Occasionally closed reduction is not successful.
Such a rare case is described here.
This was a grandma in her late 70's who fell after tripping on a carpet edge. The ER physician told me that he "could not reduce" the shoulder. The ER doc had felt the "clunk" of relocation, he thought the shoulder had been put back in place, but xrays afterward showed the shoulder to be still dislocated.
I dutifully went to the emergency room and I reduced the shoulder myself. I felt the "clunk" of relocation too. I was certain that the shoulder was back in place. I placed the arm in a sling and I ordered post reduction xrays.
The postoperative xrays are shown below. The shoulder appears reduced in the first xray only. The shoulder is redislocated in the two other xrays. The shoulder must have redislocated in the time between the first and second xray.
After a couple more successive relocation/dislocation cycles, it was clear that closed reduction was not going to be successful.
At this point I asked the patient to choose between surgery and nonoperative treatment. Nonoperative treatment would have resulted in a permanently dislocated, stiff shoulder. Elbow, hand, and finger motion would be expected to be normal. It might have been a tolerable situation.

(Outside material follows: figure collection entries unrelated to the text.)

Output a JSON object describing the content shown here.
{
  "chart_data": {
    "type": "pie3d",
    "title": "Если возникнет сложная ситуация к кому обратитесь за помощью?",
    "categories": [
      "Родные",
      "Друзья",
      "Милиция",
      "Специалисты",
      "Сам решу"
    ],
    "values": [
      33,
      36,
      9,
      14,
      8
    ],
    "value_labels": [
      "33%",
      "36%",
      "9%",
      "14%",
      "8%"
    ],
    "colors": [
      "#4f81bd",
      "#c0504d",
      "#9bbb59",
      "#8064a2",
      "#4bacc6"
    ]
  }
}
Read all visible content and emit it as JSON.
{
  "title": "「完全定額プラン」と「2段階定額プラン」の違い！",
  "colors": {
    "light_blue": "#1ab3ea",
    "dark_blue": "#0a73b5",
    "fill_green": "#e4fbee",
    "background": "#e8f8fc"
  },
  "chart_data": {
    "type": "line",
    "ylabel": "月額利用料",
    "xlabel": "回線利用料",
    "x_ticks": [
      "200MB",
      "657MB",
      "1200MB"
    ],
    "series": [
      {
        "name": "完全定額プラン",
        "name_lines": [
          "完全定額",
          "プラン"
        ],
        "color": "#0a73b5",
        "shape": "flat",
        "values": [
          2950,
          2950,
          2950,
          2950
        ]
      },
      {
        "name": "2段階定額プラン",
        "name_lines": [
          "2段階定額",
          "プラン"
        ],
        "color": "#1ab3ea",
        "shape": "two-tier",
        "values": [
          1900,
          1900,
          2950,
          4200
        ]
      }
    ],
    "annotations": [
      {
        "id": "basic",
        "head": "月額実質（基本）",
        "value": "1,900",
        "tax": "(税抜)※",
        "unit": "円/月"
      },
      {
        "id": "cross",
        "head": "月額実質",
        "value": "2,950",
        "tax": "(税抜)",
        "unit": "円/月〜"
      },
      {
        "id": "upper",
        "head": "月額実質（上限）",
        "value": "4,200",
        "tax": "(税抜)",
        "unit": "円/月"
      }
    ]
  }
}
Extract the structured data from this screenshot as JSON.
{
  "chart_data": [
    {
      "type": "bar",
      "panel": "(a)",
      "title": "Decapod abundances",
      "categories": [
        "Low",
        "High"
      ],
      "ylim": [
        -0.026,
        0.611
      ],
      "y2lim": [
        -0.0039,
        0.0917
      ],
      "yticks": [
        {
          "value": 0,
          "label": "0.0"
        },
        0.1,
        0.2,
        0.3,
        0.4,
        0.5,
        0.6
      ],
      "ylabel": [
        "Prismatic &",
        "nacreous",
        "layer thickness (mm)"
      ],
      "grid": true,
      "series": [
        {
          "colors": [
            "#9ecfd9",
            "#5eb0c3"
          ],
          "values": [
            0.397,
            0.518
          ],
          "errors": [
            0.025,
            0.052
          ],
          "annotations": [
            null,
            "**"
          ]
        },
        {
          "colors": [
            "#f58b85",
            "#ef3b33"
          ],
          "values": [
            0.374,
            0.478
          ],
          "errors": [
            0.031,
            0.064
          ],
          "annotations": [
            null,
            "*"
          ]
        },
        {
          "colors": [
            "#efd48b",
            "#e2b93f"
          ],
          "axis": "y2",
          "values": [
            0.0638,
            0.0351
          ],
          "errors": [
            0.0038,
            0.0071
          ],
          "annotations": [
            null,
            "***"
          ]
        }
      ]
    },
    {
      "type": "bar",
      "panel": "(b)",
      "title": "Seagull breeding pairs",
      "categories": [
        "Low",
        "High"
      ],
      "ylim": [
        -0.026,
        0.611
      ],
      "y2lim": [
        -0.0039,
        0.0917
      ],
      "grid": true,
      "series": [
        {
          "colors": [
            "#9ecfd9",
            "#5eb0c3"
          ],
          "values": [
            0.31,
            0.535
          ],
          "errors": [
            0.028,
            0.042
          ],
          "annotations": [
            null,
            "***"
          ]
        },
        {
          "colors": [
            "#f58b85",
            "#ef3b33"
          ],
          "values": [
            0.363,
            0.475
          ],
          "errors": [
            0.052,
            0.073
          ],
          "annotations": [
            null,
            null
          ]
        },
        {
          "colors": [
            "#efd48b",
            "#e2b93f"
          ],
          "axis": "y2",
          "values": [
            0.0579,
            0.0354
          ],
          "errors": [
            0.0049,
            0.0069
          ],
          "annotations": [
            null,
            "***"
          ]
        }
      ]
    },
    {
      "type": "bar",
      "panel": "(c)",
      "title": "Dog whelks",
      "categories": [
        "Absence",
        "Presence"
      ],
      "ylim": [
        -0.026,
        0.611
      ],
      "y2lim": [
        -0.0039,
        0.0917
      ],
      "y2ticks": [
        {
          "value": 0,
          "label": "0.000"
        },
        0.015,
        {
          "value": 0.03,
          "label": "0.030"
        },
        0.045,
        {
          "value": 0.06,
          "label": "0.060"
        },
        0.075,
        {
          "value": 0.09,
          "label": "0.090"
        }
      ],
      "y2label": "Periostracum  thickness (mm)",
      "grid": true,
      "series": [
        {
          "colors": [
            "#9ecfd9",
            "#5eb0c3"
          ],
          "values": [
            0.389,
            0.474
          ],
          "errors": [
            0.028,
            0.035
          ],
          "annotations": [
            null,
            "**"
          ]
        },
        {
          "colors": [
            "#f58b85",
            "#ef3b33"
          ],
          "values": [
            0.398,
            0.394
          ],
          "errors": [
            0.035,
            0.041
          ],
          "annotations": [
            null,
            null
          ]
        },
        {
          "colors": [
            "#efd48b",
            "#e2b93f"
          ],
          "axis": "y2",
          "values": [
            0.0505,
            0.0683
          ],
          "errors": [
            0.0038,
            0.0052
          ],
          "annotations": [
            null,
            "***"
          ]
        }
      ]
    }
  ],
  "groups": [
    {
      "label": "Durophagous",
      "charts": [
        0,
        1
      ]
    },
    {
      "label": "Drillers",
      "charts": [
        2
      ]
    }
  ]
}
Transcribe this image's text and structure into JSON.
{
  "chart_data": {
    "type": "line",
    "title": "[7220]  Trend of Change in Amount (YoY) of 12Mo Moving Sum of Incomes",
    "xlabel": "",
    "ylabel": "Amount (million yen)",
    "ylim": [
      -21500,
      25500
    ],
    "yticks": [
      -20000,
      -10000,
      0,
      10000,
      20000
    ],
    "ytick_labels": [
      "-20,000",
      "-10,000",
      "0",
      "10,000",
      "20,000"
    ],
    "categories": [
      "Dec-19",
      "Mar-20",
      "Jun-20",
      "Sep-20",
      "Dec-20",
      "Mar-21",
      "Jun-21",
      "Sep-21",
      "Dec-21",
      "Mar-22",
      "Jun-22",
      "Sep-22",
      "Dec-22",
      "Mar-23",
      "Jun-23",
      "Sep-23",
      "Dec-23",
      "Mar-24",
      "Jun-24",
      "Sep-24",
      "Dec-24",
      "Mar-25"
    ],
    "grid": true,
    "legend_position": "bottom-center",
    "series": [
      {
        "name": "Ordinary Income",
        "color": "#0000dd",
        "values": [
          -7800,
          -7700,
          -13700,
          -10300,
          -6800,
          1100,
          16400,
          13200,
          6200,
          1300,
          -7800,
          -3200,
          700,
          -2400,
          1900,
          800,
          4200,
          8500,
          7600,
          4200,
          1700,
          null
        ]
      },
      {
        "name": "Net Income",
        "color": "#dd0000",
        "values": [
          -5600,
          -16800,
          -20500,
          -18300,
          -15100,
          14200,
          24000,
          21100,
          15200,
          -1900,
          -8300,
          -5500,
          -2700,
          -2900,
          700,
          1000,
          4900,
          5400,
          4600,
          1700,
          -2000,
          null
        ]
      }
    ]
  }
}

The patient did not hesitate to elect surgery. Next day I performed an arthroscopic examination, repair of the torn structures.
Here are the first arthroscopic pictures. Note that there is acute hemorrhage inside the joint. The glenohumeral joint is still dislocated. The head of the humerus is anterior to an abnormal glenoid. An impression fracture, known as a Hill Sachs lesion can be seen on the humeral head.
In the picture below, the blood inside the joint has been rinsed a bit better.
It is clear that a large chunk of bone is missing from the glenoid. This is known as a bony Bankart lesion. This is a large enough fracture to cause immediate acute glenohumeral instability. The glenoid "socket" is small to begin with, and a defect of the anterior part of the glenoid makes it so much easier for the humeral head to "fall off."
Suture anchors were first placed in the main glenoid fragment, and then the sutures were passed through anterior capsule above and below the fracture. I could not resist the temptation to place a cannulated screw through the bony fragment. Afterwards the sutures were tensioned, tied, and cut. This resulted in stable reduction.
This is the final appearance of the glenoid.
At this point the shoulder was taken through a range of motion, was seen to be stable, and the operation was terminated. Arm was placed in a sling. Xrays were done immediately which showed maintained reduction.
Xrays were repeated a week later, a month later, 3 months later. The shoulder stayed reduced. Pain decreased and motion improved.